Kuwait has a good road system. All signs are in English and Arabic. The major north-south roads are effectively freeways numbered Expressway 30, 40, etc. These are traversed by increasingly widely spaced ring roads named First, Second, etc., making navigation fairly easy.
Using Google Maps for navigation is a good option, as it offers traffic and roads, and all major destinations. However, if you need to find a location using its address (which you probably won’t need to). Google Maps will even give you wrong address for your current location and places. This is due to how Kuwait addresses work mixed with lack of proper support of Kuwait subdivisions in Google Maps platform. Areas are labelled as neighbourhoods and blocks as sub-neighbourhoods. For example, if you are in Street 1, block 1, Jabriya, your address will appear as Street 1, Kuwait City (since it is the only city in Kuwait, and neighbourhoods aren’t supposed to be included in addresses). So if you intend to go/find a place using its address, make sure you install the free and easy-to-use official Kuwait Finder GIS system on your phone from its apps market.
BY PUBLIC TRANSPORT:
Kuwait’s public transport is adequate with three companies (KPTC, City Bus and KGL) running dozens of routes in every major city. Waiting times for buses range from one minute for most frequent routes to 1 hour minutes for less used routes. All buses are equipped with air-conditioners and usually one can find a seat without much trouble. Although, during peak hours (7-9AM, 2-4PM, 8-9PM) most routes are packed and public transport should be avoided for those seeking comfortable travelling. Although areas with expatriates majority are covered with many routes, Kuwaiti residence areas are scarcely connected with public transport buses and are reachable mostly by taxis only.
Bus nr 500 runs to Abdaly – a village in the north on the border with Iraq. It departs every 3 hours (6AM, 9AM, etc.) from KPTC bust station in Hassawi.
These are recognisable by orange licence plates and may be hired by the day, in which case fares should be agreed beforehand. Although most taxis have meters these are rarely used as in practice, meters are always “broken”, covered, missing or just ignored, and you’ll need to agree on fares in advance. Beware that cabbies will often ask for ridiculous prices. Share-taxis are also available. Hailing taxis from the road is the most practical approach. However some sources have reported it was not advisable, particularly for females, and they recommend that taxis are booked in advance by telephone from a reputable taxi company. The cream-colored taxis are the cheapest, but also likely to be poorly maintained and possibly dangerously so, considering the general speed and size of the rest of the vehicles on Kuwaiti roads.

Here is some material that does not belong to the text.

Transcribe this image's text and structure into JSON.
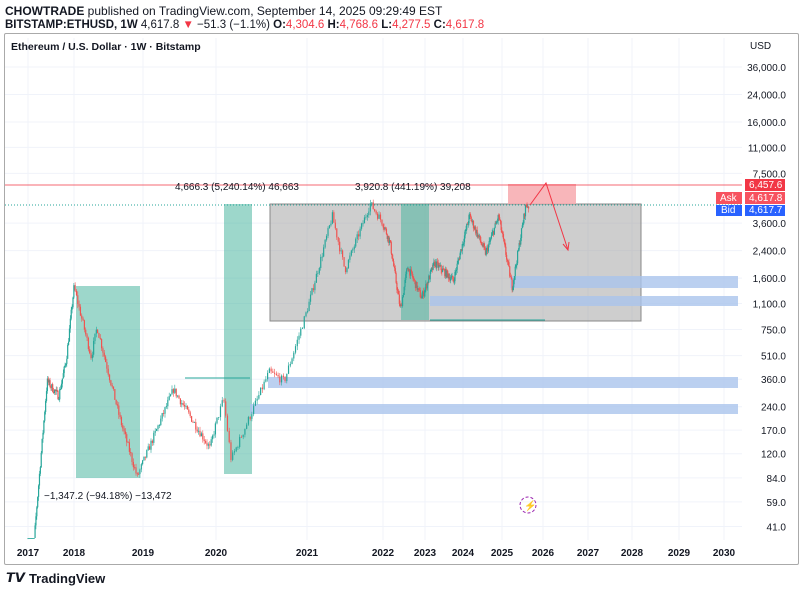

A standard rate is applicable in most taxis, but those at hotel ranks are more expensive. Naive westerners routinely pay 2 to 5 times more than the standard rates which are typically KD 0.500 for up to a 5 minute ride plus about KD 0.100 per minute thereafter. The only exception being airport departures which are approximately KD 3. Tipping is not expected, however you should negotiate fares before boarding the taxi. It is customary to collect all baggage and exit the taxi before offering payment to avoid conflicts or loss of personal property should a taxi driver demand more than the agreed price after arriving at the destination. This way, the passenger can drop the money in the seat and walk away if necessary.
It is common to share a taxi (which is often an unofficial taxi or a private car) from bus stations to more remote destinations such as Abdaly on Iraq border. Taxi drivers often wait until the car fills up with passengers and this may take an hour. Expect to pay KD 2-3 for the shared taxi with 3-4 other passengers. Do not agree to pay more. If the driver refuses, just wait a couple of minutes for another driver.
BY HIRE CAR:
Self-drive is available. If you produce an International Driving Permit, the rental company will, at the customer’s expense, be able to arrange the statutory temporary insurance, which is drawn on the driver’s visa. If you arrive at Kuwait International Airport, you will find the car hiring companies located at your left after you exit from the baggage claiming area. You can find international companies such as Avis and Budget among others.
However, driving in Kuwait, especially for those new to driving in the country, can be extremely chaotic and frightening. Turn signals and lane divisions are effectively optional, speeding and aggressive driving is commonplace, and there is little active enforcement of traffic laws. This is especially true for Kuwait city. Driving outside the city, you may have three lanes almost to yourself as there is little traffic.
A law has been passed to disallow the use of cell phones while driving (including voice calls and text messaging or SMS.) If driving, ensure you keep out of the left hand “fast” lane unless you are very relaxed about large 4-wheel drive vehicles tailgating you.
If involved in a car accident, do not attempt to move your car until police arrive and have made a report or you will be arrested.
Hiring a car may be a good (the only?) opportunity to experience the desert, the coast and the oilfields.
Prices are comparable to hiring a car in European countries, e.g. KD 10 for a small two door japanese made car, 4WD and american made sports cars may cost around KD 25. Petrol costs KD 0.1 per litre, gas stations are plenty.